Easy Breakfast Before Training
Overnight oats are a breakfast option that is both quick, convenient, health and cheap! Oats can also be found almost anywhere and this is an easy breakfast for travel. These overnight oats with protein powder can easily be prepared in the hotel room.
I always recommend bringing your own protein powder and preparing a batch in advance when you get to the hotel. These can be easily prepped in advance and just have to be taken out of the refrigerator before eaten. No more excuses for not eating before morning training!
This is my OG overnight oats with protein powder recipe and it can be easily modified to add in different flavors (or eliminate the protein powder). Add whatever toppings and mix-ins you like. Make it your own! Some of my favorites include: vanilla extract, fruit, nut butter, chia seeds, flax seeds, and unsweetened cocoa powder. You can download the PDF directly here or read along below!

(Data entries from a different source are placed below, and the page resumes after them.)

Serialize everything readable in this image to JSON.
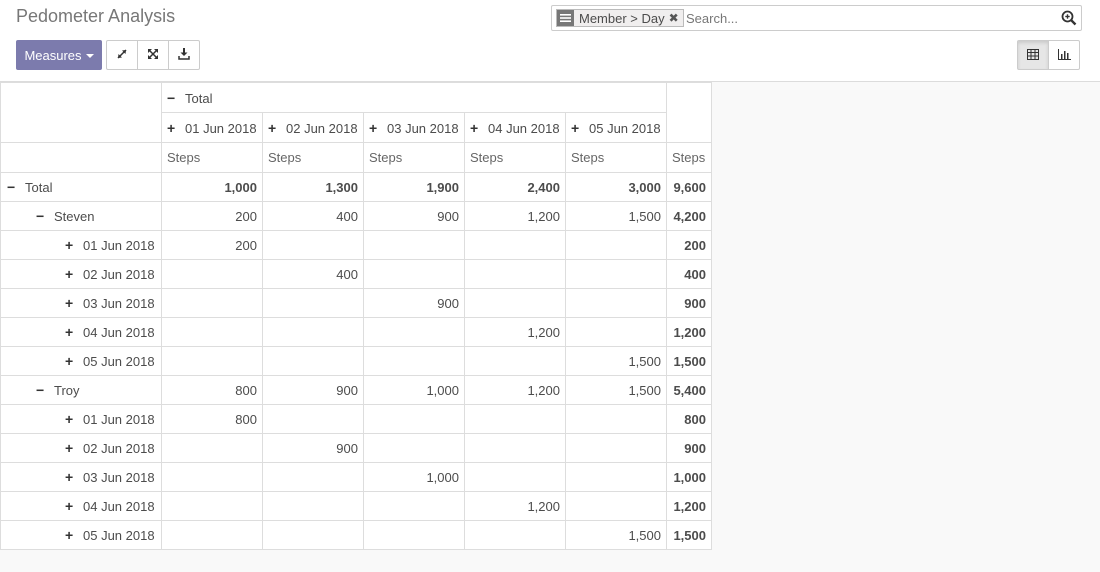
{
  "header": {
    "title": "Pedometer Analysis"
  },
  "search": {
    "facet_value": "Member > Day",
    "facet_icon": "list-icon",
    "placeholder": "Search..."
  },
  "toolbar": {
    "measures_label": "Measures",
    "buttons": [
      "expand-all-icon",
      "flip-axis-icon",
      "download-icon"
    ],
    "views": [
      "pivot-view-icon",
      "graph-view-icon"
    ],
    "active_view": "pivot-view-icon"
  },
  "pivot": {
    "col_group_label": "Total",
    "columns": [
      "01 Jun 2018",
      "02 Jun 2018",
      "03 Jun 2018",
      "04 Jun 2018",
      "05 Jun 2018"
    ],
    "measure": "Steps",
    "rows": [
      {
        "label": "Total",
        "level": 0,
        "sym": "−",
        "values": [
          "1,000",
          "1,300",
          "1,900",
          "2,400",
          "3,000"
        ],
        "total": "9,600",
        "bold": true
      },
      {
        "label": "Steven",
        "level": 1,
        "sym": "−",
        "values": [
          "200",
          "400",
          "900",
          "1,200",
          "1,500"
        ],
        "total": "4,200",
        "bold": false
      },
      {
        "label": "01 Jun 2018",
        "level": 2,
        "sym": "+",
        "values": [
          "200",
          "",
          "",
          "",
          ""
        ],
        "total": "200",
        "bold": false
      },
      {
        "label": "02 Jun 2018",
        "level": 2,
        "sym": "+",
        "values": [
          "",
          "400",
          "",
          "",
          ""
        ],
        "total": "400",
        "bold": false
      },
      {
        "label": "03 Jun 2018",
        "level": 2,
        "sym": "+",
        "values": [
          "",
          "",
          "900",
          "",
          ""
        ],
        "total": "900",
        "bold": false
      },
      {
        "label": "04 Jun 2018",
        "level": 2,
        "sym": "+",
        "values": [
          "",
          "",
          "",
          "1,200",
          ""
        ],
        "total": "1,200",
        "bold": false
      },
      {
        "label": "05 Jun 2018",
        "level": 2,
        "sym": "+",
        "values": [
          "",
          "",
          "",
          "",
          "1,500"
        ],
        "total": "1,500",
        "bold": false
      },
      {
        "label": "Troy",
        "level": 1,
        "sym": "−",
        "values": [
          "800",
          "900",
          "1,000",
          "1,200",
          "1,500"
        ],
        "total": "5,400",
        "bold": false
      },
      {
        "label": "01 Jun 2018",
        "level": 2,
        "sym": "+",
        "values": [
          "800",
          "",
          "",
          "",
          ""
        ],
        "total": "800",
        "bold": false
      },
      {
        "label": "02 Jun 2018",
        "level": 2,
        "sym": "+",
        "values": [
          "",
          "900",
          "",
          "",
          ""
        ],
        "total": "900",
        "bold": false
      },
      {
        "label": "03 Jun 2018",
        "level": 2,
        "sym": "+",
        "values": [
          "",
          "",
          "1,000",
          "",
          ""
        ],
        "total": "1,000",
        "bold": false
      },
      {
        "label": "04 Jun 2018",
        "level": 2,
        "sym": "+",
        "values": [
          "",
          "",
          "",
          "1,200",
          ""
        ],
        "total": "1,200",
        "bold": false
      },
      {
        "label": "05 Jun 2018",
        "level": 2,
        "sym": "+",
        "values": [
          "",
          "",
          "",
          "",
          "1,500"
        ],
        "total": "1,500",
        "bold": false
      }
    ]
  }
}
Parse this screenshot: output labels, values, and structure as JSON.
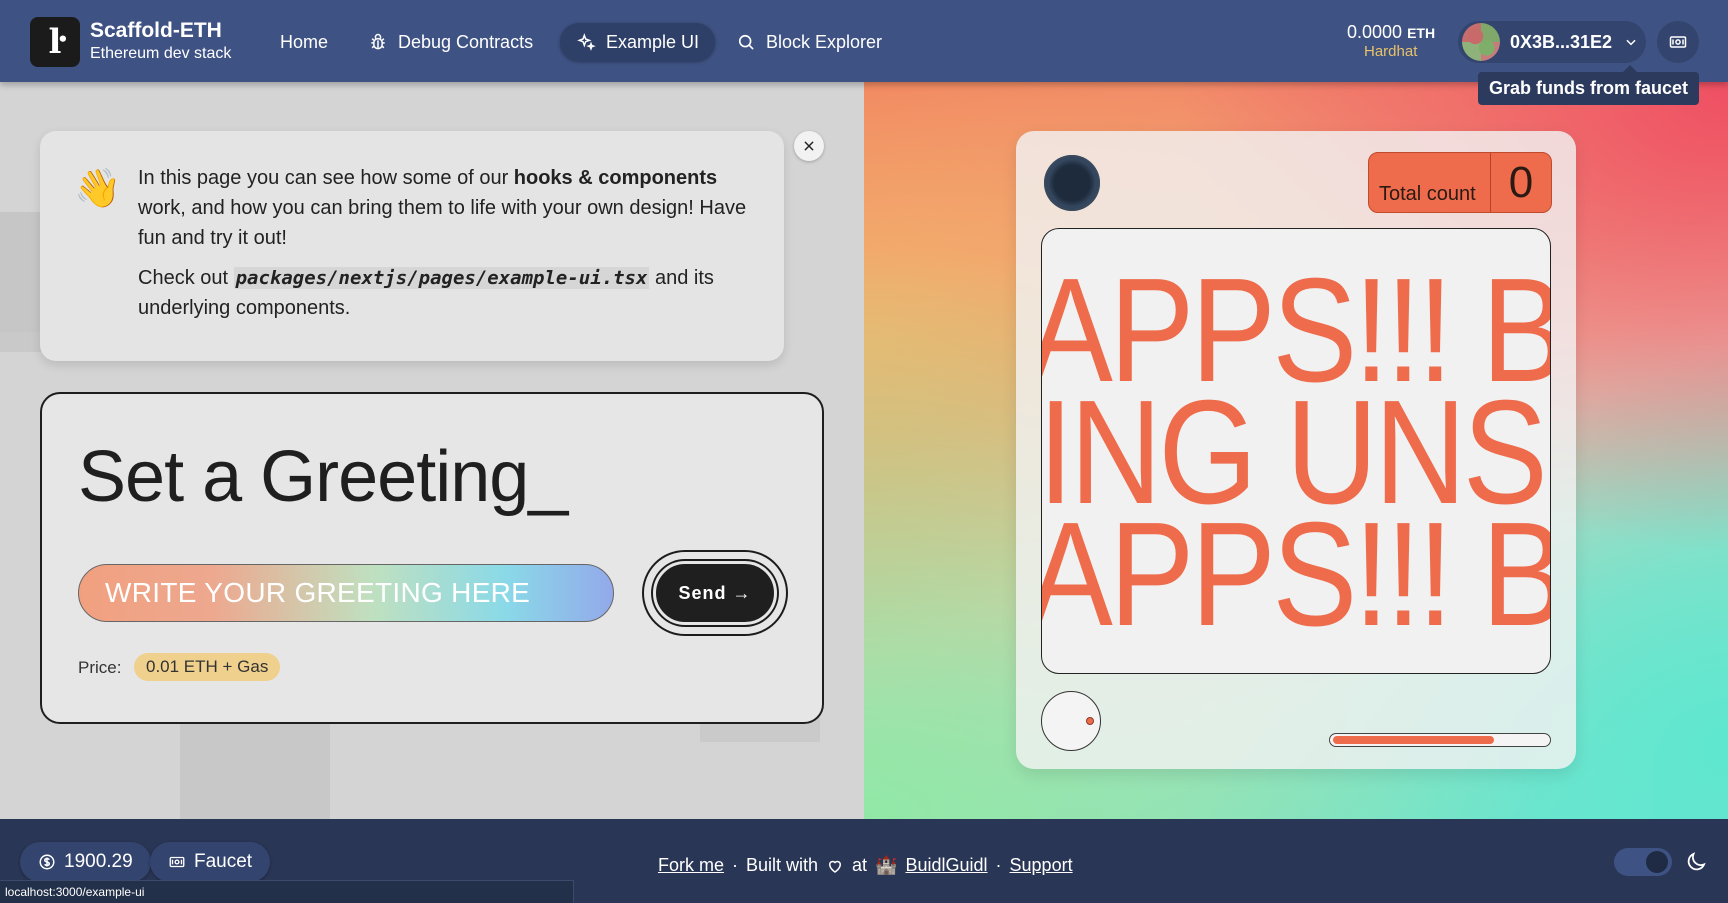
{
  "navbar": {
    "brand_title": "Scaffold-ETH",
    "brand_subtitle": "Ethereum dev stack",
    "links": [
      {
        "label": "Home",
        "icon": "none"
      },
      {
        "label": "Debug Contracts",
        "icon": "bug-icon"
      },
      {
        "label": "Example UI",
        "icon": "sparkles-icon",
        "active": true
      },
      {
        "label": "Block Explorer",
        "icon": "search-icon"
      }
    ],
    "balance": "0.0000",
    "balance_unit": "ETH",
    "network": "Hardhat",
    "network_color": "#e8c26a",
    "address": "0X3B...31E2",
    "faucet_tooltip": "Grab funds from faucet"
  },
  "info": {
    "line1_prefix": "In this page you can see how some of our ",
    "line1_bold": "hooks & components",
    "line1_suffix": " work, and how you can bring them to life with your own design! Have fun and try it out!",
    "line2_prefix": "Check out ",
    "line2_code": "packages/nextjs/pages/example-ui.tsx",
    "line2_suffix": " and its underlying components."
  },
  "greeting": {
    "title": "Set a Greeting_",
    "input_placeholder": "WRITE YOUR GREETING HERE",
    "send_label": "Send →",
    "price_label": "Price:",
    "price_value": "0.01 ETH + Gas"
  },
  "contract_card": {
    "count_label": "Total count",
    "count_value": "0",
    "marquee_lines": [
      "APPS!!! B",
      "ING UNS",
      "APPS!!! B"
    ],
    "accent_color": "#ee6c4c",
    "progress_fraction": 0.75
  },
  "footer": {
    "eth_price": "1900.29",
    "faucet_label": "Faucet",
    "fork_me": "Fork me",
    "built_with": "Built with",
    "at": "at",
    "buidlguidl": "BuidlGuidl",
    "support": "Support",
    "status_url": "localhost:3000/example-ui"
  }
}
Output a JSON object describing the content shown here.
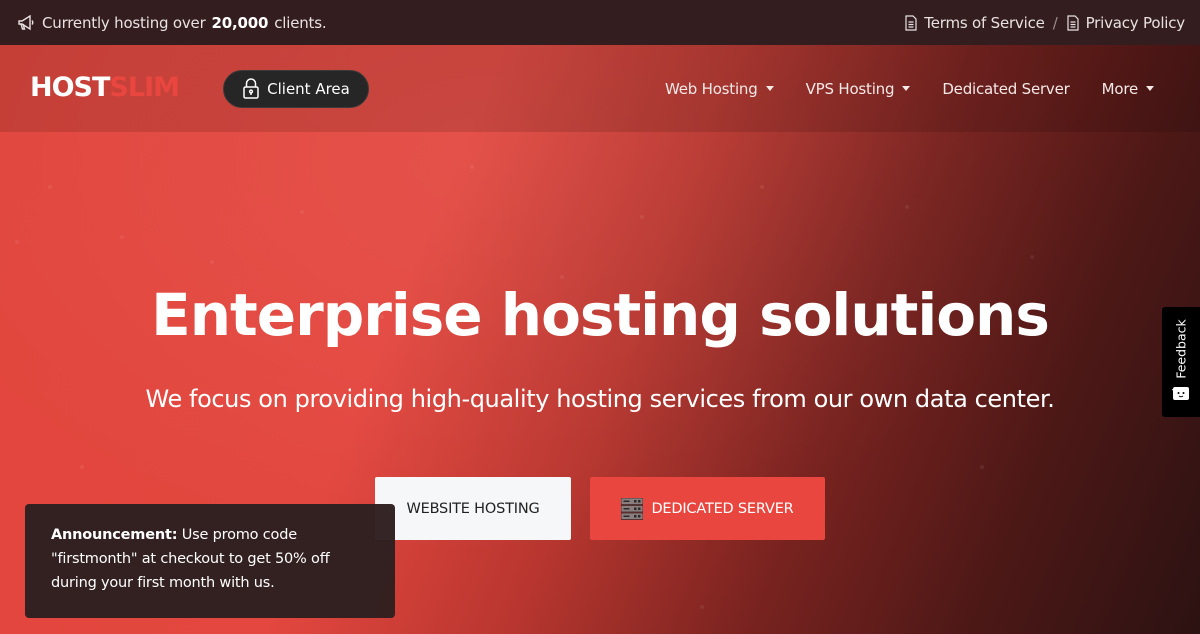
{
  "topbar": {
    "announcement_prefix": "Currently hosting over",
    "announcement_count": "20,000",
    "announcement_suffix": "clients.",
    "announcement_icon": "megaphone-icon",
    "links": [
      {
        "label": "Terms of Service",
        "icon": "document-icon"
      },
      {
        "label": "Privacy Policy",
        "icon": "document-icon"
      }
    ],
    "separator": "/"
  },
  "navbar": {
    "logo_part1": "HOST",
    "logo_part2": "SLIM",
    "client_area_label": "Client Area",
    "client_area_icon": "lock-icon",
    "items": [
      {
        "label": "Web Hosting",
        "dropdown": true
      },
      {
        "label": "VPS Hosting",
        "dropdown": true
      },
      {
        "label": "Dedicated Server",
        "dropdown": false
      },
      {
        "label": "More",
        "dropdown": true
      }
    ]
  },
  "hero": {
    "headline_regular": "Enterprise",
    "headline_bold": "hosting",
    "headline_end": "solutions",
    "subheadline": "We focus on providing high-quality hosting services from our own data center.",
    "buttons": [
      {
        "label": "WEBSITE HOSTING"
      },
      {
        "label": "DEDICATED SERVER",
        "icon": "server-rack-icon"
      }
    ]
  },
  "announcement": {
    "title": "Announcement:",
    "body": "Use promo code \"firstmonth\" at checkout to get 50% off during your first month with us."
  },
  "feedback": {
    "label": "Feedback",
    "icon": "chat-face-icon"
  },
  "colors": {
    "brand_red": "#e8463f",
    "topbar_bg": "#331d1e",
    "client_btn_bg": "#262626",
    "announce_bg": "#2d1f1f"
  }
}
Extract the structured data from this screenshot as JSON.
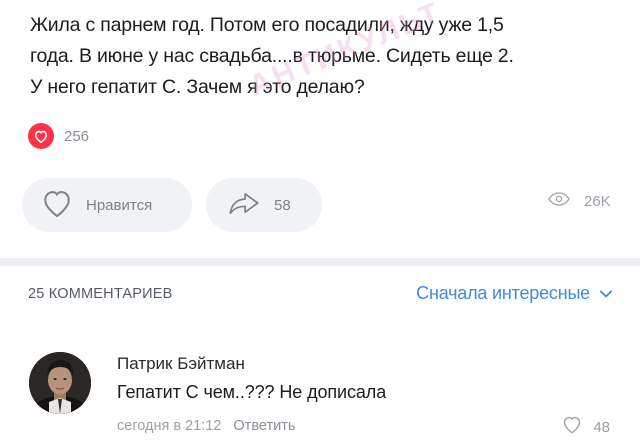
{
  "post": {
    "lines": [
      "Жила с парнем год. Потом его посадили, жду уже 1,5",
      "года. В июне у нас свадьба....в тюрьме. Сидеть еще 2.",
      "У него гепатит С. Зачем я это делаю?"
    ],
    "reaction_count": "256",
    "watermark": "АНТИКУЛЬТ"
  },
  "actions": {
    "like_label": "Нравится",
    "share_count": "58",
    "views_count": "26K"
  },
  "comments": {
    "count_label": "25 КОММЕНТАРИЕВ",
    "sort_label": "Сначала интересные",
    "items": [
      {
        "author": "Патрик Бэйтман",
        "text": "Гепатит С чем..??? Не дописала",
        "time": "сегодня в 21:12",
        "reply_label": "Ответить",
        "like_count": "48"
      }
    ]
  },
  "colors": {
    "accent": "#3f8ae0",
    "reaction_red": "#ff3347",
    "pill_bg": "#f0f2f5",
    "secondary_text": "#8a8f96"
  }
}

I would love to hear what you think of the oatmeal and how you made it your own. Comment below what you decided to top your overnight oats with!
Overnight Oats with Protein Powder
- 1/2 cup old fashioned oats
- 1 cup unsweetened vanilla almond milk
- 1 tsp cinnamon
- 1/2 banana
- 1/2 scoop vanilla protein powder
- Recommended toppings: fresh berries, dried fruit, nut butter, nuts, chia seeds, flax seeds
- Mix all the ingredients except toppings in a re-usable and re-seable container
- Place top on mason jar and shake jar until all ingredients are well mixed.
- Refrigerate oats overnight.
- Remove from the fridge and top with your favorite toppings right before eating.
Cinnamon has been found to help lower blood sugar levels (aka prevent that crash during training) and is a powerful antioxidant that can help decrease unwanted inflammation and free radicals.